Il ne s'agit pas d'une annexion, ni d'une absorption mais bien de la capacité de réunir deux régions pour être à la fois plus forts et pour rendre un meilleur service aux citoyens. Nous discutons d'égal à égal avec la région Auvergne depuis le mois de juin, avec René Souchon et avec les équipes d'Auvergne pour préparer les bonnes conditions de cette union Rhône-Alpes/Auvergne à l'horizon 2016."

Après Clermont-Ferrand en juin 2014, c'est à Lyon que vous avez animé avec René Souchon un comité de pilotage. Lors de cette réunion vous avez élaboré les dix premières mesures communes aux deux régions. Quelles sont les principales??

"Ce sont dix premières actions qui marquent nos convergences. Nos équipes administratives ont fait l'inventaire des deux politiques régionales. Les objectifs sont très proches. Si tout doit être prêt au 1er?janvier 2016, les convergences s'étaleront dans le temps et probablement sur un mandat. Pour prendre un exemple très simple, la carte M'RA n'a pas la même configuration en Auvergne. Il y a aussi des raisons techniques et pratiques : les Régions sont liées par contrat avec des prestataires, des fournisseurs.
Nous avons voulu distinguer dix actions emblématiques. Celle qui est importante, et je souhaite qu'elle soit mise en œuvre pour le service d'hiver 2015/2016, c'est une liaison ferroviaire directe Lyon/Clermont-Ferrand et Clermont/Lyon sans arrêt matin et soir. Par contre, elle ne devra pas se faire au détriment des dessertes en cours.
La deuxième mesure importante, cette fois-ci concernant la formation professionnelle et l'apprentissage, est la réciprocité sur les dispositifs pour les bénéficiaires des deux Régions. Souvent, chaque région réserve ses aides à ses ressortissants.
Par exemple les bourses Explo'RA sont réservées aux Rhônalpins. Après l'union des deux régions, un Auvergnat étudiant à la fac de Saint-Etienne ou de Lyon pourra en bénéficier. De même, dans le domaine de l'apprentissage, un Auvergnat aura la même bourse d'équipement professionnel et les mêmes aides s'il est admis dans un CFA de Rhône-Alpes.
Dernier exemple, j'ai lancé l'idée de la création d'une école de cancérologie Rhône-Alpes/Auvergne, c'est-à-dire que tous les doctorants pourront utiliser toutes les ressources des universités et des labos. Elle s'appuiera sur le cancéropôle RA/Auvergne.
Enfin, nous avons demandé à nos deux administrations, qui ont déjà fait un recensement de nos politiques régionales, de préparer un projet d'organisation administrative pour l'automne prochain."

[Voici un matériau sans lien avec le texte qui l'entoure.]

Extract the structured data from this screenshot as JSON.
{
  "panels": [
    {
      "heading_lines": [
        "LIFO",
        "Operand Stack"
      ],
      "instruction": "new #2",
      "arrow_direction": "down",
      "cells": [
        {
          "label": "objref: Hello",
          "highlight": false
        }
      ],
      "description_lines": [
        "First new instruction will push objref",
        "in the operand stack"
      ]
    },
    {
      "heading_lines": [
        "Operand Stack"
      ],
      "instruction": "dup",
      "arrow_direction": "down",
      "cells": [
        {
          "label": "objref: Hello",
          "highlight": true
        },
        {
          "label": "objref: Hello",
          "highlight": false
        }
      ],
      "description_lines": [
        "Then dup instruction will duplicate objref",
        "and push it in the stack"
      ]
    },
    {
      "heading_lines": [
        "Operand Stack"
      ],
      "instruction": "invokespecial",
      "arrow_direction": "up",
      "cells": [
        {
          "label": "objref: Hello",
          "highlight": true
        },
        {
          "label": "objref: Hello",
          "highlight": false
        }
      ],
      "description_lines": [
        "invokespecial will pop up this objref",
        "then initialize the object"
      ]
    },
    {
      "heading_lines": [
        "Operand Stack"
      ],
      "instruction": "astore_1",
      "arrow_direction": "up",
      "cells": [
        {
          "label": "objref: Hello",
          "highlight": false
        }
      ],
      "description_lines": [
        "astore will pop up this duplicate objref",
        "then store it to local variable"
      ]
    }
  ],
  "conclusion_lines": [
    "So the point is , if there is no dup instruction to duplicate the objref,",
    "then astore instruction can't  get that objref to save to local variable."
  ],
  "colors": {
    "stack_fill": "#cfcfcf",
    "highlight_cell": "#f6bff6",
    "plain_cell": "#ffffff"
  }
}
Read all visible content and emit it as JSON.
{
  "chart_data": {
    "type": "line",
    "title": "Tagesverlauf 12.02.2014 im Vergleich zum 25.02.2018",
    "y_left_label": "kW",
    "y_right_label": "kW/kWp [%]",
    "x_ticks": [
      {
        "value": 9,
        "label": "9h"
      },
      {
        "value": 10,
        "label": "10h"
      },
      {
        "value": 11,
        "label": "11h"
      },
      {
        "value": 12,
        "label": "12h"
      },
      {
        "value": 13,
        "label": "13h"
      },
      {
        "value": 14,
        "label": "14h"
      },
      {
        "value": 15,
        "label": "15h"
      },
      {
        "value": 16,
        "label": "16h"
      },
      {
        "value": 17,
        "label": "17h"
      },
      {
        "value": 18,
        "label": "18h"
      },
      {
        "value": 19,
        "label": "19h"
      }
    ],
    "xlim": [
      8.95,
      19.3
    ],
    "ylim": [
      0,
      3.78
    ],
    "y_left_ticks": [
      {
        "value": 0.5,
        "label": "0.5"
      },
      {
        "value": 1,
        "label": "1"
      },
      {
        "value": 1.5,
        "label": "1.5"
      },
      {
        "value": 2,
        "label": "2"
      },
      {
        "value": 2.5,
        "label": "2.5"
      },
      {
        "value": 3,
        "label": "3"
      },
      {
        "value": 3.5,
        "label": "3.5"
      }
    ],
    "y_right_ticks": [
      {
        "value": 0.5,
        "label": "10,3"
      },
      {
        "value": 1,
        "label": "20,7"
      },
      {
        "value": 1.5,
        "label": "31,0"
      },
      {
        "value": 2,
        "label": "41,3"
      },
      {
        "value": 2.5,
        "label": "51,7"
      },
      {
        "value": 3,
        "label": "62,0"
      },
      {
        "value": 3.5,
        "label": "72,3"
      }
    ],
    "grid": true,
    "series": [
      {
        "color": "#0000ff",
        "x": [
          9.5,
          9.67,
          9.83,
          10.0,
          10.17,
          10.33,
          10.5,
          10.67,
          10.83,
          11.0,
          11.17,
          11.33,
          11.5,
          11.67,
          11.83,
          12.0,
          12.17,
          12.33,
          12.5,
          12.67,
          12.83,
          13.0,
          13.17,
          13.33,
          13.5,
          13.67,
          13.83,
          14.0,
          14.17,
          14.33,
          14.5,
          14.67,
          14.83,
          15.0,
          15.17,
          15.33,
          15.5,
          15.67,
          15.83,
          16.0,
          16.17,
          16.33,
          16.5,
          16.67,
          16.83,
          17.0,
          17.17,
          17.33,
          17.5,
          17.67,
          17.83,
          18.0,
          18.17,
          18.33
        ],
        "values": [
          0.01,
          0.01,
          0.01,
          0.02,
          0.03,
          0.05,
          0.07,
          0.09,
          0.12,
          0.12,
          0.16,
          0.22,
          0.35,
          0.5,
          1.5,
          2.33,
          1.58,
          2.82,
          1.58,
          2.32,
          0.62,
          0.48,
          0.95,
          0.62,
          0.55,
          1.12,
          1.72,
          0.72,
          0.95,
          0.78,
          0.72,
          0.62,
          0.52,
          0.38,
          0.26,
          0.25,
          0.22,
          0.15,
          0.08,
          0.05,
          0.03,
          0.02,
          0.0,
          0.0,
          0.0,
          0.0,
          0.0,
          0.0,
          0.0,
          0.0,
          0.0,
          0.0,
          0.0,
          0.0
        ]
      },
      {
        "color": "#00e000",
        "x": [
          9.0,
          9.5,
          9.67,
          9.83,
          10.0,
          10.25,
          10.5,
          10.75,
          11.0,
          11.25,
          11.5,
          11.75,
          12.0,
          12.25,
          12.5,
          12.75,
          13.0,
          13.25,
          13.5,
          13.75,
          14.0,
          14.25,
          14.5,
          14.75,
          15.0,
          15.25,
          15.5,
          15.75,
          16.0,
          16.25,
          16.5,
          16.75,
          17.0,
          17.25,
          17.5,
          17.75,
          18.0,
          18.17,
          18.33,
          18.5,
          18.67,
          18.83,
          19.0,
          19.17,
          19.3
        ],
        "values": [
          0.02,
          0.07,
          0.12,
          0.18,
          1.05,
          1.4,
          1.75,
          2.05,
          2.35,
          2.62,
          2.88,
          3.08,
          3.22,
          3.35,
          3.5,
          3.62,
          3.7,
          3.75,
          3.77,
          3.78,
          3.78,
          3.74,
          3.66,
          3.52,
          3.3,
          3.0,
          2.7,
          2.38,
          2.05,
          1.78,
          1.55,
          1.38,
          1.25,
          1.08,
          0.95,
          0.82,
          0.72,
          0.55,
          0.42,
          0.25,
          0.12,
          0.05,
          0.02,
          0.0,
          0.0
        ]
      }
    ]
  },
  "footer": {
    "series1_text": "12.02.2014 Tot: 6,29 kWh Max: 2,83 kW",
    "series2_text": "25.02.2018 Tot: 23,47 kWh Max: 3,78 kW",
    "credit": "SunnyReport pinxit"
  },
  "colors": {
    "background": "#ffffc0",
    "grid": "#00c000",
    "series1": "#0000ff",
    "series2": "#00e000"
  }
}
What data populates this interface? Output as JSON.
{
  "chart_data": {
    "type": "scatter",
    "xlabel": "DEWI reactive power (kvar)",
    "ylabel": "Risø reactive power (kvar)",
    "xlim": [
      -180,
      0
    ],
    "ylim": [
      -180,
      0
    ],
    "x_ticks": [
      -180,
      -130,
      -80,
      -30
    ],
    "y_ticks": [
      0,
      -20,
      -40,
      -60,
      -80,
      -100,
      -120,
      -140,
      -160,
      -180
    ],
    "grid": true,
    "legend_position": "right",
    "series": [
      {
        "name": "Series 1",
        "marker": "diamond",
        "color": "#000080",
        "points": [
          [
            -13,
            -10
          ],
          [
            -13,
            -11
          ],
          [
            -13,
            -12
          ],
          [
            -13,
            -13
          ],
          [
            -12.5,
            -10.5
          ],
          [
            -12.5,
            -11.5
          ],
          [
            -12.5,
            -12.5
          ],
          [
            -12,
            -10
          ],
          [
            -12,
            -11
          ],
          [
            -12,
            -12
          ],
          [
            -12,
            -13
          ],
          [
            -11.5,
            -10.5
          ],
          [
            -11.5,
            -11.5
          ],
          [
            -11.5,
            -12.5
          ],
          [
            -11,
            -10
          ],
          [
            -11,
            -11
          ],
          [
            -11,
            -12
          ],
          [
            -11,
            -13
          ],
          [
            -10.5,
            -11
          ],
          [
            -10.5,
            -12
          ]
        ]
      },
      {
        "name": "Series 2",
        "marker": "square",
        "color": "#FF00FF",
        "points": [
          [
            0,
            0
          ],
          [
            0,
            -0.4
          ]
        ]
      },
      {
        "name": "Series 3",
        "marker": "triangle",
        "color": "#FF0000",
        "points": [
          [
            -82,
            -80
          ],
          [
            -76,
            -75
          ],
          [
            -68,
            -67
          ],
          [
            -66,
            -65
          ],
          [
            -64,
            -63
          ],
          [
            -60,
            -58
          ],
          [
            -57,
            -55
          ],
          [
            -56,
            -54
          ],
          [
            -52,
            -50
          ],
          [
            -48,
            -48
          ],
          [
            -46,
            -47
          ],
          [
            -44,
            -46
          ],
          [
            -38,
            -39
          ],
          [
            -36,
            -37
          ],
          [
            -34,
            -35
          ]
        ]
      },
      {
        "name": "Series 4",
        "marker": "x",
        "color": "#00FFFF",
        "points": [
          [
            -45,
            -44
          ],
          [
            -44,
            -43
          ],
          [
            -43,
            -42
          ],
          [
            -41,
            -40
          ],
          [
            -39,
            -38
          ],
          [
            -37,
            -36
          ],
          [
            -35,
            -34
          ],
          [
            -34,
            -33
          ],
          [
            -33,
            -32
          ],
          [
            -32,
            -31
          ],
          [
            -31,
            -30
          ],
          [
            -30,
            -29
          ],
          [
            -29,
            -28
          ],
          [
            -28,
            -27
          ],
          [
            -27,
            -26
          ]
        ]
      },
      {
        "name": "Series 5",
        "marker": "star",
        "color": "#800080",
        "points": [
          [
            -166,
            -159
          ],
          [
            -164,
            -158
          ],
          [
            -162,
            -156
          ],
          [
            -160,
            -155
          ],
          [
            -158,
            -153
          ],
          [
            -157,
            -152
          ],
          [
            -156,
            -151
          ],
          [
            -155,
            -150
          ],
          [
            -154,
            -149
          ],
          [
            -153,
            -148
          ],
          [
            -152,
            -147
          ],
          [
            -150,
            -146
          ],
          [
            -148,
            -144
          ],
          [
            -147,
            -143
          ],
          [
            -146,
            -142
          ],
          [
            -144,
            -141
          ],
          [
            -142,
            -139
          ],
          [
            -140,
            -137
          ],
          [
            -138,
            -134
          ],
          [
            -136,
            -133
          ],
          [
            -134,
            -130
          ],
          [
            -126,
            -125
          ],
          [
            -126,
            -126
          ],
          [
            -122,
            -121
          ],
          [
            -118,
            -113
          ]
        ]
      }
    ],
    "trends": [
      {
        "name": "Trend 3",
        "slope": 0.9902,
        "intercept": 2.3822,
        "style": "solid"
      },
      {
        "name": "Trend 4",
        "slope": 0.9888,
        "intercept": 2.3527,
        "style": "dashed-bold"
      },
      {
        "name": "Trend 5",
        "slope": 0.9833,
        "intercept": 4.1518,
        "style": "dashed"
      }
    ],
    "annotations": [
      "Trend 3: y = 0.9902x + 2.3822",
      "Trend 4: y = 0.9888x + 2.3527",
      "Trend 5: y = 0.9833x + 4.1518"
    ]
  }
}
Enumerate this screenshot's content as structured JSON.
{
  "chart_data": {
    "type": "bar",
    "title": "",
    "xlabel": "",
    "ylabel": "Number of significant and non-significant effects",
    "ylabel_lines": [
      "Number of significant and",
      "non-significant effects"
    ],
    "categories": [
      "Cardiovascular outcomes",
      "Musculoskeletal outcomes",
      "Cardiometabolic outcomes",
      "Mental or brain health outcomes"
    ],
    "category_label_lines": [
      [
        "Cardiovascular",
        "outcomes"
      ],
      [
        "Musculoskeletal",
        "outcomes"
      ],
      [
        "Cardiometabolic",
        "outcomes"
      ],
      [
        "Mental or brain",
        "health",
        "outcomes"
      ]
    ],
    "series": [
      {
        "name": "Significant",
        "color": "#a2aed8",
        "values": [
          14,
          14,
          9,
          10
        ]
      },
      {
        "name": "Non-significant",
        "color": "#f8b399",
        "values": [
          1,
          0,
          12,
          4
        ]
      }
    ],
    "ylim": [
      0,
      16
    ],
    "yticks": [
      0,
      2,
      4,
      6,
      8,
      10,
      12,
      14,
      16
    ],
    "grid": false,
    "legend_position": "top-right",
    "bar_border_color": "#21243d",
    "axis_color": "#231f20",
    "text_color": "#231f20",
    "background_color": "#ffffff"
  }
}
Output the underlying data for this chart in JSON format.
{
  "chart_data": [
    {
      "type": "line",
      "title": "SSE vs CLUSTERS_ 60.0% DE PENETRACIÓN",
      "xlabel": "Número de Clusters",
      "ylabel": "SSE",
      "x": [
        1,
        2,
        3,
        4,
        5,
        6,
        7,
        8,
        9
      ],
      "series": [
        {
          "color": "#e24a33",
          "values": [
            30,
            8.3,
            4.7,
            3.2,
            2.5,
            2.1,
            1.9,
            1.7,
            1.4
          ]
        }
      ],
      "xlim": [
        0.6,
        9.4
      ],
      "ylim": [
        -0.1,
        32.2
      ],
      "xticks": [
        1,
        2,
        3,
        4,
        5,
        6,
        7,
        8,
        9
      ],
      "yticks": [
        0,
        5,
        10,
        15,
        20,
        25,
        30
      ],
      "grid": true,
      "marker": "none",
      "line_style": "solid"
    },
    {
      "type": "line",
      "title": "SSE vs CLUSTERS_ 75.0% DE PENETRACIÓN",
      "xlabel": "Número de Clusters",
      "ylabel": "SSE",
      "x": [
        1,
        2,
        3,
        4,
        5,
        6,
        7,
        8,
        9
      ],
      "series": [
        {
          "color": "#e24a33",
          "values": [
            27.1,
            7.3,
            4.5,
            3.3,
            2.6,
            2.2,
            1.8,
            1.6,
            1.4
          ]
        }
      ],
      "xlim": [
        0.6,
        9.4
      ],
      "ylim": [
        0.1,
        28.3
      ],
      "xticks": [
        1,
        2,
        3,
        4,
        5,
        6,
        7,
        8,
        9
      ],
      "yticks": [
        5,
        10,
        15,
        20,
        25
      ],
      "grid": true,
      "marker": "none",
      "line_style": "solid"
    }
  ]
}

"Enclencher un big bang territorial"

Montrer que vous n'allez pas attendre les élections pour bouger et avancer, est-ce une façon de prendre une longueur d'avance sur la Droite, en reprenant notamment des thématiques chères à Laurent Wauquiez ?

"A travers cette démarche de regroupement des régions, il y a la volonté d'enclencher un big bang territorial, en tout cas de créer un mouvement. La France n'est pas assez régionalisée et changer la carte ne suffit pas. Il y aura une deuxième loi, annoncée pour 2015, à propos des compétences, des responsabilités, des moyens de la Région. Je ne sais pas ce que donnera ce texte qui fait l'objet de nombreuses résistances départementales, communales. Mais avec René Souchon nous faisons ce pari de plaider pour la régionalisation, aujourd'hui au milieu du gué. On a franchi des étapes importantes, mais nous demeurons très loin des grands pays européens. On a parfois entendu dire que la nouvelle région était trop grande. Mais dans certaines institutions publiques ou dans certaines entreprises privées, Rhône-Alpes/Auvergne est déjà une réalité.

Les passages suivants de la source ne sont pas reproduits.